Descriptions, Reviews, Etc.
Publisher Description:

John Herndon "Johnny" Mercer (1909-76) remained in the forefront of American popular music from the 1930s through the 1960s, writing over a thousand songs, collaborating with all the great popular composers and jazz musicians of his day, working in Hollywood and on Broadway, and as cofounder of Capitol Records, helping to promote the careers of Nat "King" Cole, Margaret Whiting, Peggy Lee, and many other singers. Mercer's songs--sung by Bing Crosby, Billie Holiday, Judy Garland, Frank Sinatra, Ella Fitzgerald, Tony Bennett, Lena Horne, and scores of other performers--are canonical parts of the great American songbook. Four of his songs received Academy Awards: "Moon River," "Days of Wine and Roses," "On the Atchison, Topeka, and the Santa Fe," and "In the Cool, Cool, Cool of the Evening." Mercer standards such as "Hooray for Hollywood" and "You Must Have Been a Beautiful Baby" remain in the popular imagination.

Exhaustively researched, Glenn T. Eskew's biography improves upon earlier popular treatments of the Savannah, Georgia-born songwriter to produce a sophisticated, insightful, evenhanded examination of one of America's most popular and successful chart-toppers.
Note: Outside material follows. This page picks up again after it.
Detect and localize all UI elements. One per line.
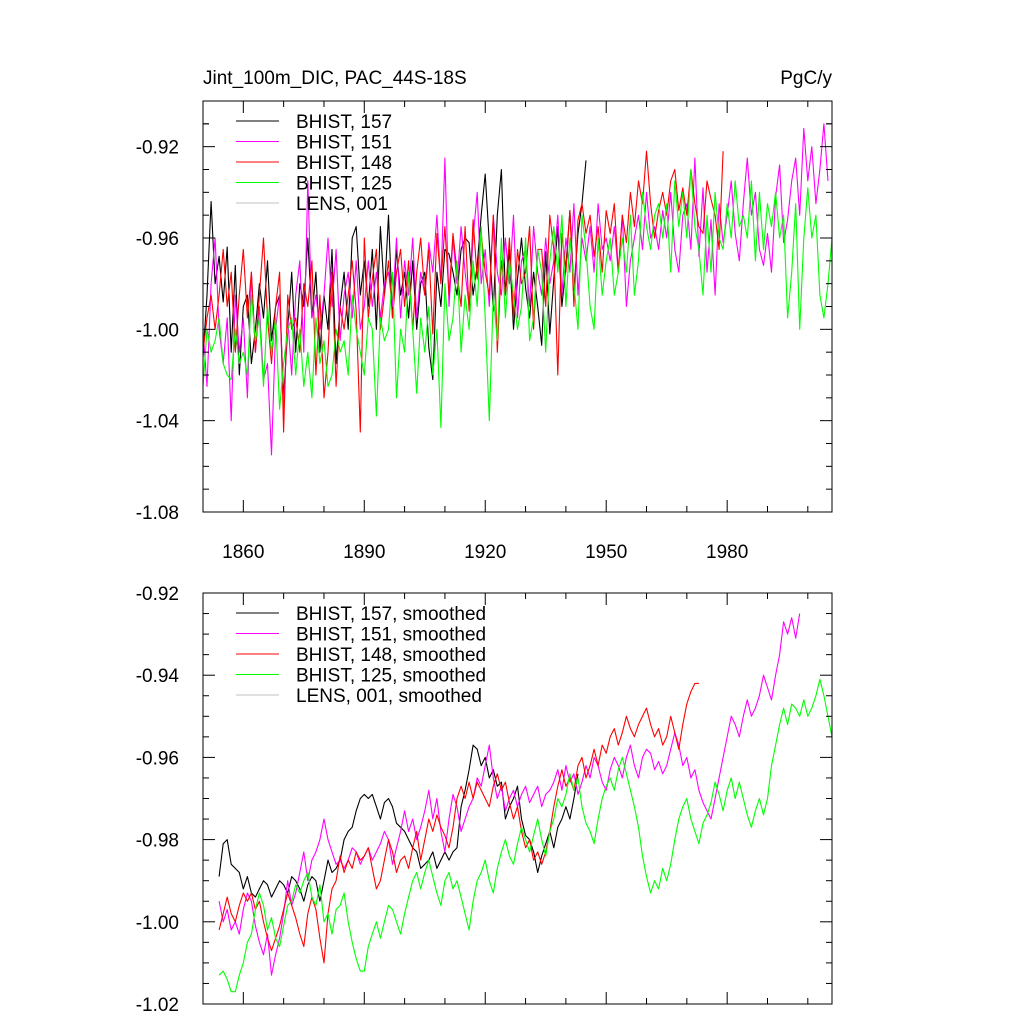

Johnny Mercer: Southern Songwriter for the World provides a compelling chronological narrative that places Mercer within a larger framework of diaspora entertainers who spread a southern multiracial culture across the nation and around the world. Eskew contends that Mercer and much of his music remained rooted in his native South, being deeply influenced by the folk music of coastal Georgia and the blues and jazz recordings made by black and white musicians. At Capitol Records, Mercer helped redirect American popular music by commodifying these formerly distinctive regional sounds into popular music. When rock 'n' roll diminished opportunities at home, Mercer looked abroad, collaborating with international composers to create transnational songs.

At heart, Eskew says, Mercer was a jazz musician rather than a Tin Pan Alley lyricist, and the interpenetration of jazz and popular song that he created expressed elements of his southern heritage that made his work distinctive and consistently kept his music before an approving audience.


Contributor Bio(s): Eskew, Glenn T.: - GLENN T. ESKEW is a professor of history at Georgia State University. He is the author of But for Birmingham: The Local and National Movements in the Civil Rights Struggle, editor of Labor in the Modern South, and coeditor of Paternalism in a Southern City.